The great taste of food hot off the grill is a reward to be savored. Knowing when to pull it off the grill is important for a great eating experience and also to ensure safety. Determining "doneness" in terms of texture, appearance, and juiciness is often a matter of personal preference. However, in terms of safety, foods are "done" when they are cooked to an internal temperature high enough to eliminate harmful microorganisms. The best way to measure internal temperature is with a food thermometer.Qualitative Measures
- Steaks/chops/chicken breasts: With lots of practice, the "poke test" provides a quick gauge for doneness. The poke test compares the tension in the fleshy part of your hand at the base of your thumb with the tension you feel as you press your index finger into the center of the cut of meat.
- For rare: Bring your thumb and index finger together gently and press the base of your thumb to test tension.
- For medium: Bring your thumb and middle finger together gently and press the base of your thumb to test tension.

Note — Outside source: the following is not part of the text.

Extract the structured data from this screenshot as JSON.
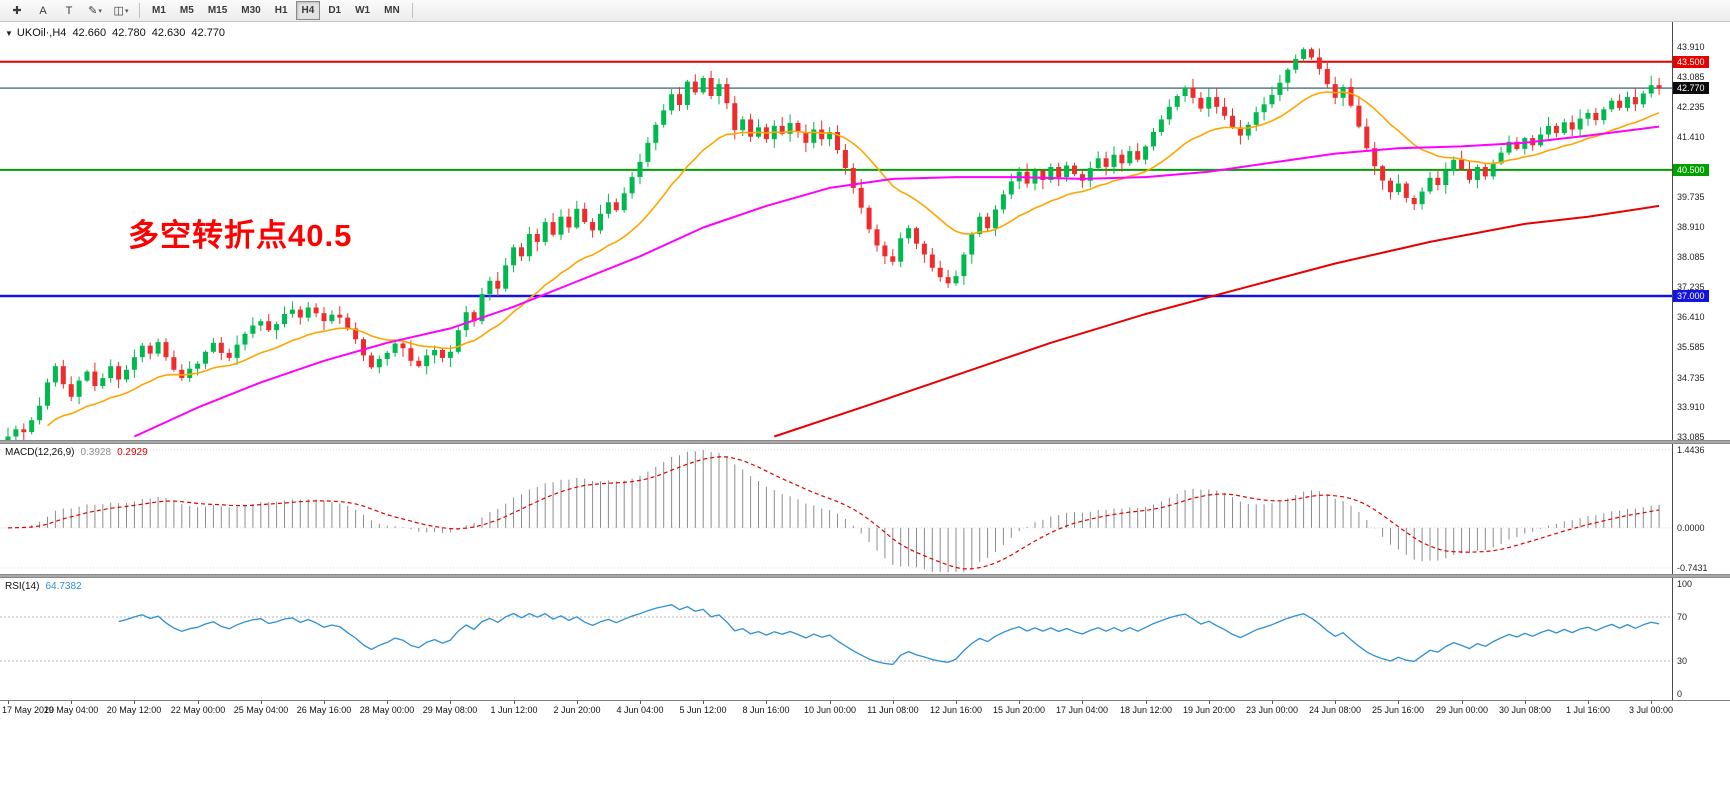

- For well-done: Bring your thumb and pinky finger together and press the base of your thumb to test tension.
- Whole chicken: Insert and skewer into the thickest part of the thigh. It's done if the juices run clear. Or wiggle the leg, which should be loose.
- Fish: Flesh is done when it turns opaque; breaks into large, firm flakes; and pulls away easily from any bones.
The most accurate and safe way to determine doneness is to use a thermometer. To achieve an accurate reading, use the following guide to determine where to insert the thermometer.
- Beef, lamb, pork roast: Insert into the thickest part of the roast, avoiding the bone and fat. Remove the roasts from the grill 5 to 10 degrees F below final doneness. Tent with aluminum foil. Let stand for 15 minutes. The temperature will continue to rise to reach final doneness. During standing, the meat juices redistribute and the roast becomes easier to slice.
- Burgers, steaks, chops: Insert horizontally into the center, away from bone and fat.
- Whole poultry: Gauge the temperature at part of the thigh, avoiding the bone.
- Poultry parts: Insert thermometer in the thickest area, avoiding the bone.